Doing it our own way | Wisconsin Jewish Chronicle

Doing it our own way

The second most memorable wedding I’ve attended was in the hills of Northern California. There on a date, I didn’t know the bride and groom nor most of the guests but I will never forget the lovely afternoon of their wedding.

We were perched on a hill overlooking the Pacific Ocean, and a roving violin player traipsed among the tables, which were hand-sewn floral cloths placed in a semicircle on the grass.

At the center of each cloth was a basket filled with bread and other light food. Beside a small pile of disposable cameras was a note telling guests that the photos that they take will capture the intimate and real moments of the wedding.

Dinner was a blur and I never saw the couple again but they taught me something that became a defining principle as I built my life as an adult and planned my own simchas: Your celebration, like your life, can be a real reflection of you. Not every bride needs to wear a big white gown and not every event needs to fit a mold.

Some five years later, I stood sweating under a chuppah looking at my soon-to-be husband. It was June in Israel, in Ronen’s parents’ backyard, and I was wearing harem pants.

Ronen and I are a picture of contrasts: he grew up in a kibbutz in central Israel; after 11 years in Milwaukee’s North Shore, I spent six formative years in Salt Lake City, Utah. His parents are fiercely secular; my parents are Orthodox. He was supremely practical and hoping to be upwardly mobile; after earning a most unpractical fine arts degree in creative writing, I moved to San Francisco and rejected the pursuits of wealth and status that felt like a defining piece of suburban life.

So we held a small, simple wedding that complied with Jewish law. My parents, siblings and some friends came from the U.S. My grandmother sent a cassette with her good wishes (and sincere threat that if Ronen didn’t care for me properly, she’d ensure his demise). Ronen wore a suit for the first time in his life and I wore a gorgeous, one-of-a-kind beaded outfit that I bought from a designer in Tel Aviv.

After the chuppah, we walked to the kibbutz clubhouse/social hall/dining room for dinner and dancing with a live blues band.

I loved my wedding and couldn’t have imagined myself in the starring role at any of the great weddings that my friends held. I didn’t want to wear a frou-frou wedding gown and harbored no unfulfilled princess dreams. Instead, I wanted a soulful and fun wedding that would be a great beginning to a marriage of equality.

 

Short on fashion

Last summer, 16 years later, almost to the day, we gathered our families and friends together again in almost the same spot. This time, we were in the front yard, it was a Monday morning and our 12-year-old daughter was going to read from the Torah as a bat mitzvah.

It was wonderful in a million unconventional ways. Ma’ayan had spent months studying with our rabbi and cantor, and we could easily have held a lovely bat mitzvah service at our synagogue. But that service would have spoken only to half of our family identity and culture.

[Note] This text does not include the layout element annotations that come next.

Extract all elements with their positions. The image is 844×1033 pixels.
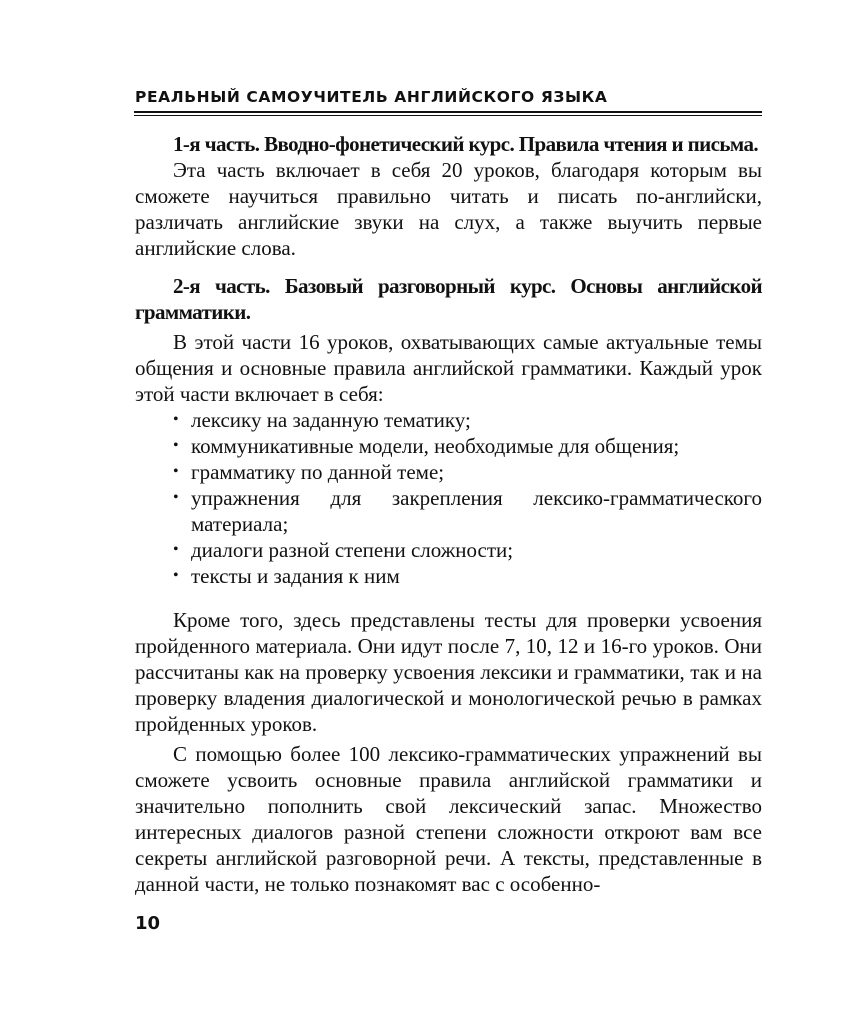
part1-text: Эта часть включает в себя 20 уроков, благодаря которым вы сможете научиться правильно читать и писать по-английски, различать английские звуки на слух, а также выучить первые английские слова. [135, 158, 762, 260]
list-item-text: коммуникативные модели, необходимые для общения; [191, 434, 680, 458]
list-item [173, 407, 762, 433]
bullet-icon: • [173, 489, 179, 506]
list-item [173, 563, 762, 589]
header-rule-thin [134, 115, 762, 116]
list-item-text: упражнения для закрепления лексико-грамматического материала; [191, 486, 762, 536]
part2-heading: 2-я часть. Базовый разговорный курс. Основы английской грамматики. [135, 274, 762, 324]
tests-paragraph: Кроме того, здесь представлены тесты для проверки усвоения пройденного материала. Они идут после 7, 10, 12 и 16-го уроков. Они рассчитаны как на проверку усвоения лексики и грамматики, так и на проверку владения диалогической и монологической речью в рамках пройденных уроков. [135, 608, 762, 736]
running-title: РЕАЛЬНЫЙ САМОУЧИТЕЛЬ АНГЛИЙСКОГО ЯЗЫКА [135, 88, 608, 106]
bullet-icon: • [173, 437, 179, 454]
list-item-text: диалоги разной степени сложности; [191, 538, 514, 562]
list-item-text: грамматику по данной теме; [191, 460, 445, 484]
bullet-icon: • [173, 567, 179, 584]
list-item-text: лексику на заданную тематику; [191, 408, 471, 432]
list-item [173, 433, 762, 459]
list-item [173, 537, 762, 563]
bullet-icon: • [173, 541, 179, 558]
bullet-icon: • [173, 463, 179, 480]
list-item-text: тексты и задания к ним [191, 564, 400, 588]
page-body [135, 131, 762, 897]
list-item [173, 459, 762, 485]
bullet-icon: • [173, 411, 179, 428]
part1-heading: 1-я часть. Вводно-фонетический курс. Правила чтения и письма. [173, 132, 759, 156]
contents-list [135, 407, 762, 589]
list-item [173, 485, 762, 537]
exercises-paragraph: С помощью более 100 лексико-грамматических упражнений вы сможете усвоить основные правила английской грамматики и значительно пополнить свой лексический запас. Множество интересных диалогов разной степени сложности откроют вам все секреты английской разговорной речи. А тексты, представленные в данной части, не только познакомят вас с особенно- [135, 742, 762, 896]
part2-intro: В этой части 16 уроков, охватывающих самые актуальные темы общения и основные правила английской грамматики. Каждый урок этой части включает в себя: [135, 330, 762, 406]
page-number: 10 [135, 913, 161, 934]
header-rule-thick [134, 111, 762, 113]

So we chose to celebrate in Israel, where my father-in-law arrived as a 14-year-old Holocaust survivor and started a new life, where my husband ran around barefoot and learned the names of almost every flower and animal on earth, where I learned to love being a Jew.

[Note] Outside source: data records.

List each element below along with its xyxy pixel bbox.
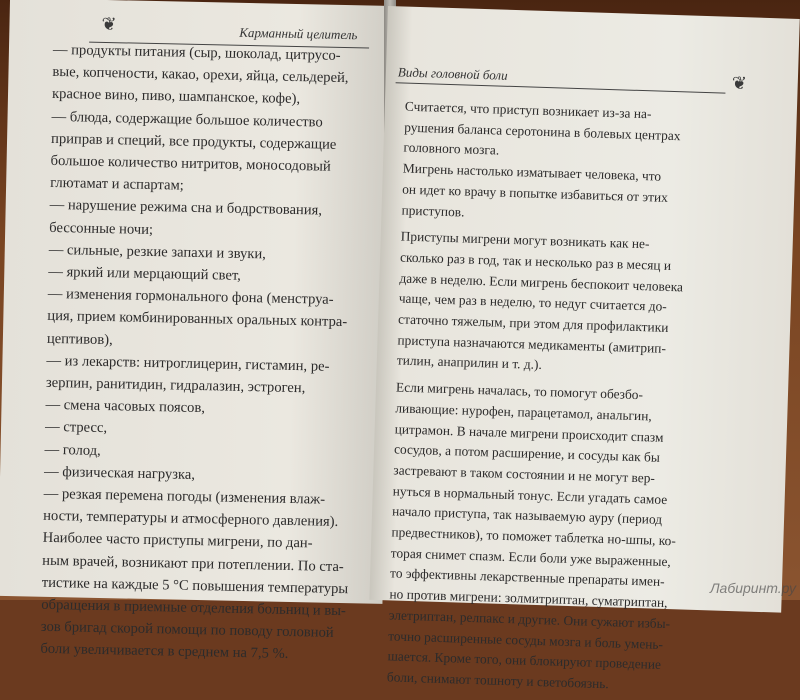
text-line: — сильные, резкие запахи и звуки, — [48, 241, 267, 263]
running-head-right: Виды головной боли — [397, 64, 508, 83]
text-line: ция, прием комбинированных оральных контра- — [47, 308, 348, 331]
text-line: — изменения гормонального фона (менструа- — [47, 286, 334, 309]
text-line: Приступы мигрени могут возникать как не- — [400, 228, 650, 252]
text-line: — резкая перемена погоды (изменения влаж- — [43, 485, 326, 508]
text-line: даже в неделю. Если мигрень беспокоит человека — [399, 270, 684, 295]
text-line: бессонные ночи; — [49, 219, 154, 238]
text-line: ливающие: нурофен, парацетамол, анальгин, — [395, 400, 652, 424]
right-page — [369, 6, 799, 692]
left-body-text — [40, 39, 383, 667]
text-line: начало приступа, так называемую ауру (период — [391, 503, 663, 528]
text-line: красное вино, пиво, шампанское, кофе), — [51, 86, 301, 108]
text-line: — физическая нагрузка, — [43, 463, 196, 483]
right-body-text — [387, 97, 777, 700]
text-line: он идет ко врачу в попытке избавиться от этих — [402, 181, 669, 205]
text-line: тистике на каждые 5 °С повышения температуры — [41, 574, 349, 598]
text-line: торая снимет спазм. Если боли уже выраженные, — [390, 545, 671, 569]
text-line: — блюда, содержащие большое количество — [51, 108, 323, 131]
text-line: приступа назначаются медикаменты (амитрип- — [397, 332, 667, 356]
text-line: — смена часовых поясов, — [45, 397, 206, 417]
text-line: Наиболее часто приступы мигрени, по дан- — [42, 530, 313, 552]
text-line: элетриптан, релпакс и другие. Они сужают избы- — [388, 607, 671, 632]
text-line: приступов. — [401, 202, 465, 220]
text-line: боли увеличивается в среднем на 7,5 %. — [40, 641, 289, 663]
text-line: обращения в приемные отделения больниц и вы- — [41, 596, 347, 620]
text-line: предвестников), то поможет таблетка но-шпы, ко- — [391, 524, 677, 549]
text-line: ности, температуры и атмосферного давления). — [43, 508, 339, 531]
text-line: — нарушение режима сна и бодрствования, — [49, 197, 323, 219]
text-line: цептивов), — [46, 330, 113, 348]
header-rule — [396, 82, 726, 93]
text-line: чаще, чем раз в неделю, то недуг считается до- — [398, 290, 667, 315]
text-line: Если мигрень началась, то помогут обезбо- — [395, 379, 644, 403]
text-line: сколько раз в год, так и несколько раз в месяц и — [399, 249, 672, 273]
text-line: — яркий или мерцающий свет, — [48, 263, 242, 284]
watermark: Лабиринт.ру — [709, 580, 796, 596]
text-line: точно расширенные сосуды мозга и боль умень- — [387, 627, 664, 652]
text-line: боли, снимают тошноту и светобоязнь. — [386, 669, 609, 692]
text-line: рушения баланса серотонина в болевых центрах — [403, 119, 681, 143]
text-line: зерпин, ранитидин, гидралазин, эстроген, — [45, 374, 306, 397]
text-line: но против мигрени: золмитриптан, суматриптан, — [389, 586, 668, 611]
text-line: приправ и специй, все продукты, содержащие — [50, 130, 337, 153]
text-line: статочно тяжелым, при этом для профилактики — [397, 311, 669, 335]
text-line: ным врачей, возникают при потеплении. По ста- — [42, 552, 344, 575]
text-line: зов бригад скорой помощи по поводу головной — [40, 619, 334, 642]
text-line: — стресс, — [44, 419, 108, 437]
text-line: цитрамон. В начале мигрени происходит спазм — [394, 420, 664, 445]
text-line: большое количество нитритов, моносодовый — [50, 152, 331, 175]
leaf-ornament-icon: ❦ — [101, 13, 117, 35]
text-line: — продукты питания (сыр, шоколад, цитрусо- — [52, 41, 341, 64]
leaf-ornament-icon: ❦ — [731, 72, 748, 94]
text-line: Считается, что приступ возникает из-за на- — [404, 98, 652, 122]
running-head-left: Карманный целитель — [239, 24, 358, 43]
text-line: — из лекарств: нитроглицерин, гистамин, ре- — [46, 352, 330, 375]
text-line: сосудов, а потом расширение, и сосуды как бы — [393, 441, 661, 466]
text-line: — голод, — [44, 441, 101, 459]
text-line: Мигрень настолько изматывает человека, что — [402, 160, 662, 184]
text-line: головного мозга. — [403, 139, 500, 158]
left-page — [0, 0, 395, 663]
text-line: нуться в нормальный тонус. Если угадать самое — [392, 483, 668, 507]
text-line: шается. Кроме того, они блокируют проведение — [387, 648, 662, 673]
text-line: тилин, анаприлин и т. д.). — [396, 352, 543, 373]
text-line: то эффективны лекарственные препараты имен- — [389, 565, 665, 590]
text-line: вые, копчености, какао, орехи, яйца, сельдерей, — [52, 64, 349, 87]
text-line: глютамат и аспартам; — [50, 175, 184, 194]
text-line: застревают в таком состоянии и не могут вер- — [393, 462, 656, 486]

Ronen and I also hoped that celebrating in the Jewish state would tie our simcha to the Jewish story in a poignant way, that Ma’ayan would see the connection between Jewish history and her life.

So, after months of coordinating with Ronen’s parents, we arrived at the kibbutz four days before the bat mitzvah day. On Monday morning, we shlepped the hammock and assorted lawn stuff out of the way and set about arranging red and green plastic chairs under a large tree.

We left one chair empty in front as part of Ma’ayan’s participation in Remember Us, a program that twins a bar or bat mitzvah celebrant with a Holocaust victim who did not reach the age of bar mitzvah.

And then our friend, a Reform rabbi in Israel, arrived with a guitar, a Torah scroll and a box filled with the Conservative prayer books that Ma’ayan preferred.

As the service began, Ronen and I embraced Ma’ayan with the tallit that she and I, with a few loving helpers, made from scratch in the preceding months.

I wondered if a Torah scroll had ever been brought into the devoutly secular kibbutz and think that our Shacharit service may have been a first. What I know is that our spirited morning service didn’t fit anybody’s mold. As we sang and chanted and prayed, kibbutz residents walked over to check it out: What was that singing?

After the service, we re-wrapped the Torah for transit, collected and packed the books, piled the plastic chairs into towers, and headed to the clubhouse for a kosher catered lunch. We then spent the day at the kibbutz pool.

It was utterly memorable, short on fashion but long on what was most important to us — celebrating our daughter’s life as part of a continuum that began at Mt. Sinai and reaches across time and space to our lives in suburban Milwaukee.